Resource limits (host-enforced)

Limit Value
Dispatch payload 64 MiB
fs_read / fs_read_bytes 16 MiB per call
fs_write / fs_write_bytes 16 MiB per call
fs_truncate length 1 GiB
fs_list entries 100 000
net_send / net_sendto 1 MiB decoded bytes
__hl_sleep 60 s
Wasm tool fuel 100 000 000 instructions per call by default; configurable with --tool-wasi-fuel; same value applies to every CLI Wasm tool
Wasm tool stdout / stderr 1 MiB each per call by default; configurable with --tool-wasi-output-limit; same value applies to every CLI Wasm tool
Open host sockets 1024 per sandbox
AllowList learned DNS IPs 256

Security and attack surface

Default posture: The guest is a micro-VM with no host FS and no host network unless the operator opts in. That matches Hyperlight's embed-in-application threat model: the host application chooses what to expose per sandbox.

When --mount is used:

  • The guest can read/write/delete files under the preopened host trees only.
  • Path traversal and symlink escape are rejected host-side; operators should still mount non-sensitive directories and treat the guest as untrusted.
  • Large reads/writes are capped to limit guest-driven host memory use.

When --net is used:

  • The guest uses the host network stack; policy filters destinations but does not isolate traffic from other host processes.
  • Loopback and link-local connects are denied to reduce access to host services and instance metadata.
  • Allow-list mode still permits DNS to configured resolvers on port 53 so resolvers can be used without listing every CDN IP.
  • Inbound listen requires explicit --port; otherwise bind is denied.

__dispatch itself:

  • Always registered: internal tools cannot be disabled without code changes.
  • A compromised guest can invoke any registered tool name; do not register powerful custom tools unless needed.
  • Payload size is capped; malformed JSON fails closed with an error response.

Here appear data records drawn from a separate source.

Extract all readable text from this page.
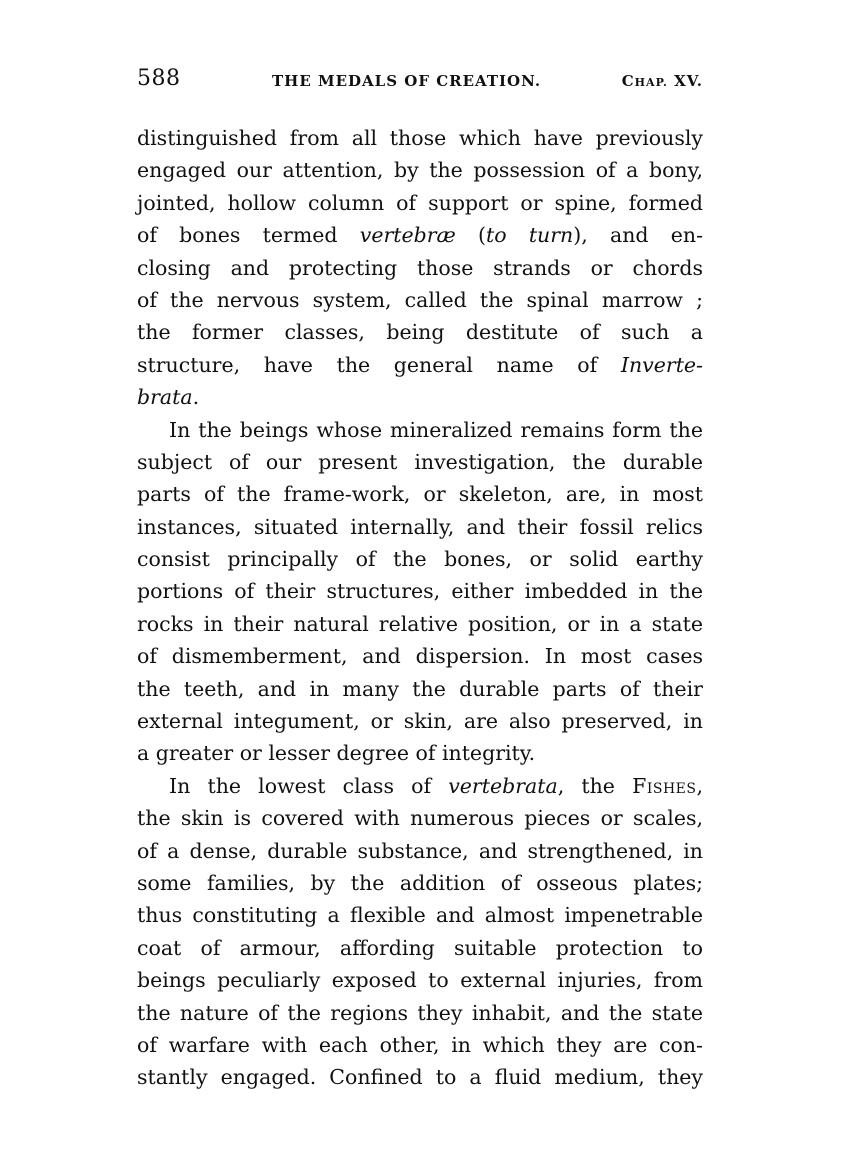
588	THE MEDALS OF CREATION.	CHAP. XV.
distinguished from all those which have previously
engaged our attention, by the possession of a bony,
jointed, hollow column of support or spine, formed
of bones termed vertebræ (to turn), and en-
closing and protecting those strands or chords
of the nervous system, called the spinal marrow ;
the former classes, being destitute of such a
structure, have the general name of Inverte-
brata.
In the beings whose mineralized remains form the
subject of our present investigation, the durable
parts of the frame-work, or skeleton, are, in most
instances, situated internally, and their fossil relics
consist principally of the bones, or solid earthy
portions of their structures, either imbedded in the
rocks in their natural relative position, or in a state
of dismemberment, and dispersion. In most cases
the teeth, and in many the durable parts of their
external integument, or skin, are also preserved, in
a greater or lesser degree of integrity.
In the lowest class of vertebrata, the Fishes,
the skin is covered with numerous pieces or scales,
of a dense, durable substance, and strengthened, in
some families, by the addition of osseous plates;
thus constituting a flexible and almost impenetrable
coat of armour, affording suitable protection to
beings peculiarly exposed to external injuries, from
the nature of the regions they inhabit, and the state
of warfare with each other, in which they are con-
stantly engaged. Confined to a fluid medium, they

When --tool is used with wasm-host-fns:

  • Handler code runs on the host inside Wasmtime, not inside the Unikraft VM.
  • WASI filesystem and environment access are capability-based and off unless explicitly granted with --tool-wasi-* flags.
  • CLI Wasm capability and limit flags apply to every registered Wasm tool; avoid combining handlers with different privilege needs in one invocation.
  • Fuel limits bound Wasm instruction execution, but do not turn filesystem operations into a full wall-clock timeout.
  • Handlers are untrusted code from the host operator's filesystem; only load modules you intend to grant these capabilities to.

Not exposed via dispatch: Host shell, arbitrary process spawn, unrestricted host exec, or kernel modules — only the tools listed above.

Operators should: Use minimal flags, allow-lists over --net where possible, mount least-privilege directories, and run guests with the smallest initrd/runtime required.


Programmatic API

Same behavior as the CLI via Sandbox / SandboxBuilder:

use hyperlight_unikraft::{AllowList, NetworkPolicy, Preopen, Sandbox};

let mut sbox = Sandbox::builder("./kernel")
    .initrd_file("./app.cpio")
    .preopen(Preopen::new("./workspace", "/host")?)
    .network(NetworkPolicy::AllowList(AllowList::from_hosts(&["api.example.com"])?))
    .listen_ports(hyperlight_unikraft::ListenPorts::from_ports([8080]))
    .build()?;

See crate docs in host/src/lib.rs for snapshot/restore and call_run().